Molecular methods such as the ATP test bypass the need for culturing and the complications that arise from that, making them far more accurate. The ATP results are also available within minutes, compared to weeks for the culture tests.
With a serial dilution, you take a sample and create a dilution series and then allow the bottles to incubate for up to 28 days (for SRB). The number of bottles that change color represents the log number of microbes (ie if you prepare 6 dilution bottles and the first 3 change color, then you have 103 microbes/mL in your sample).
A BART test (biological activity reaction test) has desiccated media at the bottom of a tube with a ball on top. You add your liquid sample and let the tube stand still for about 10 days. The ball on top allows some oxygen in, and you end up with an oxygen gradient that allows aerobes to grow at the top and anaerobes to grow at the bottom. Microbial growth produces color changes at different levels along the gradient, which can be roughly quantitated in a similar fashion as the dilution tests. Both tests require a liquid sample, however solids can be done if they are first re-suspended in a liquid buffer. BART tests can detect more microbial groups, such as iron related bacteria, however in the end both dilutions and BART tests are growth based methods, which has its drawbacks.
The idea of unculturable microbes first appeared around 100 years ago, when it was observed that cell counts under a microscope were much higher than the number of colonies that would grow on a plate. It has been highlighted again with recent molecular technologies, such as 16S sequencing, which showed us that a single sample can have thousands of different microbes in it.
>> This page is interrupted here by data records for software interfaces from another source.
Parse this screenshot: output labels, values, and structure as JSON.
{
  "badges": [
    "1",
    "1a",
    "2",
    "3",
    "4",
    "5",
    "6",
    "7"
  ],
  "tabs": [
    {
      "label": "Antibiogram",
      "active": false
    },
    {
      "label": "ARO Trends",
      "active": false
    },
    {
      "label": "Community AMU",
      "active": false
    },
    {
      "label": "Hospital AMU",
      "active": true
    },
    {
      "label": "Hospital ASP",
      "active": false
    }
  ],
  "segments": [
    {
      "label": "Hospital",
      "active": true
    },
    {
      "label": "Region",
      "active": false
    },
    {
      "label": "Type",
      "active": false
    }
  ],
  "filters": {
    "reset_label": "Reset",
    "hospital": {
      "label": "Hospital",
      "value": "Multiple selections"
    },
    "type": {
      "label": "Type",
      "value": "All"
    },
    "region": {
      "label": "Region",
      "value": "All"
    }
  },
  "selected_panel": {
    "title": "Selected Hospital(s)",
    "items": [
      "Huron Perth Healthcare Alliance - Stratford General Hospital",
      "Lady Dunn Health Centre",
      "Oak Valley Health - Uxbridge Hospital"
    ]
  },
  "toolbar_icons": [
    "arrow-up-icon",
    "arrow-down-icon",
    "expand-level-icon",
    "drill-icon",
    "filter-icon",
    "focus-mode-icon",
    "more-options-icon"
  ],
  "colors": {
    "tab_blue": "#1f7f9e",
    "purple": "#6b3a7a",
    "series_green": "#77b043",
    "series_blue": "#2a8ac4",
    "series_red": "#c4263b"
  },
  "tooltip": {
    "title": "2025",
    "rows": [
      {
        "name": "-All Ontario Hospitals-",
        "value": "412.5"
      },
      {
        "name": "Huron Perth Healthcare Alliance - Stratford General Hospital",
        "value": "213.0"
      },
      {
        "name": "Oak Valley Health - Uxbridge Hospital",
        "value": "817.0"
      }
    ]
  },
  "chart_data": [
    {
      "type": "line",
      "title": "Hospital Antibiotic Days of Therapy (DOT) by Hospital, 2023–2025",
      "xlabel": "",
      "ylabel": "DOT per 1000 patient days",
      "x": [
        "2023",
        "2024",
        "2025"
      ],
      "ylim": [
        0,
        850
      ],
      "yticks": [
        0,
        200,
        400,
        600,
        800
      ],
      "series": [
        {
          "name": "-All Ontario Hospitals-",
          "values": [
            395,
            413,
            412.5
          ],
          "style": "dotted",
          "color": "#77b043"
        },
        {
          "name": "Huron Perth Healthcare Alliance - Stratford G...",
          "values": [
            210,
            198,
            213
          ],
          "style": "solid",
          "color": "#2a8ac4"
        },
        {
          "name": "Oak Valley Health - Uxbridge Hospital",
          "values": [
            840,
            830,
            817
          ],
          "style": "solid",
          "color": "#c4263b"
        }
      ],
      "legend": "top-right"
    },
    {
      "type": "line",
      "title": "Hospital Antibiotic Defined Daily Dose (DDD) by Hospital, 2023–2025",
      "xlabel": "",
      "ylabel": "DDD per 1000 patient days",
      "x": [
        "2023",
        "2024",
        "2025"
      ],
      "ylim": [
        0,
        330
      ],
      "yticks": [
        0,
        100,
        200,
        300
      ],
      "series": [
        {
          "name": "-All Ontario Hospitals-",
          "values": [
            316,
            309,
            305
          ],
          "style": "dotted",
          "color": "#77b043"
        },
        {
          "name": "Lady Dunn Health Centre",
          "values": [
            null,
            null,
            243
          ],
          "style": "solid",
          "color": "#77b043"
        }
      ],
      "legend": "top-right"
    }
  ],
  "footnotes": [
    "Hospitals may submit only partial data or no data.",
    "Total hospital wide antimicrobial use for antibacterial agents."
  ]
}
Think of microbes as tiny people; they have specific conditions required for growth. We cannot survive outside of a narrow temperature range, for example. Microbes also have complex nutrient and environmental requirements. Replicating the conditions required for growth is the biggest challenge, as microbes have diverse pH, nutrient, salinity, temperature. oxygen and pressure requirements.
For example, high temperature microbes, known as thermophiles, will die below a certain temperature, and incubating them at room temperature will kill them. Same with microbes from a high salinity environment. If you put them into culture media with less or different salts than their native environment, they will die. In addition, most microbes live in complex communities where they live syntrophically (they depend on each other) with other microbes, and cannot grow efficiently on their own. Think of it this way, if you were picked up and dropped into the middle of the ocean, how long would you survive? You suddenly don’t have food you can eat, or water you can drink even though you are surrounded by water and fish.
In addition, microbes grow in the natural environment which has a relatively low nutrient concentration, and consequently they are slow growers which can take months or even years to replicate. These microbes may be well established in your system, however trying to grow them to measurable amounts would take a considerable amount of time. In some cases, putting microbes from a nutritionally low to high environment can shock the cells to death. Same reason why a starving person cannot just sit down and eat a large meal after months of not eating, they will become very sick.
As explained above, culturing microbes is very difficult and will give an underestimation of what is in a sample. So, when you compare a growth test to a molecular test that does not require culturing, the molecular test will always have a higher result.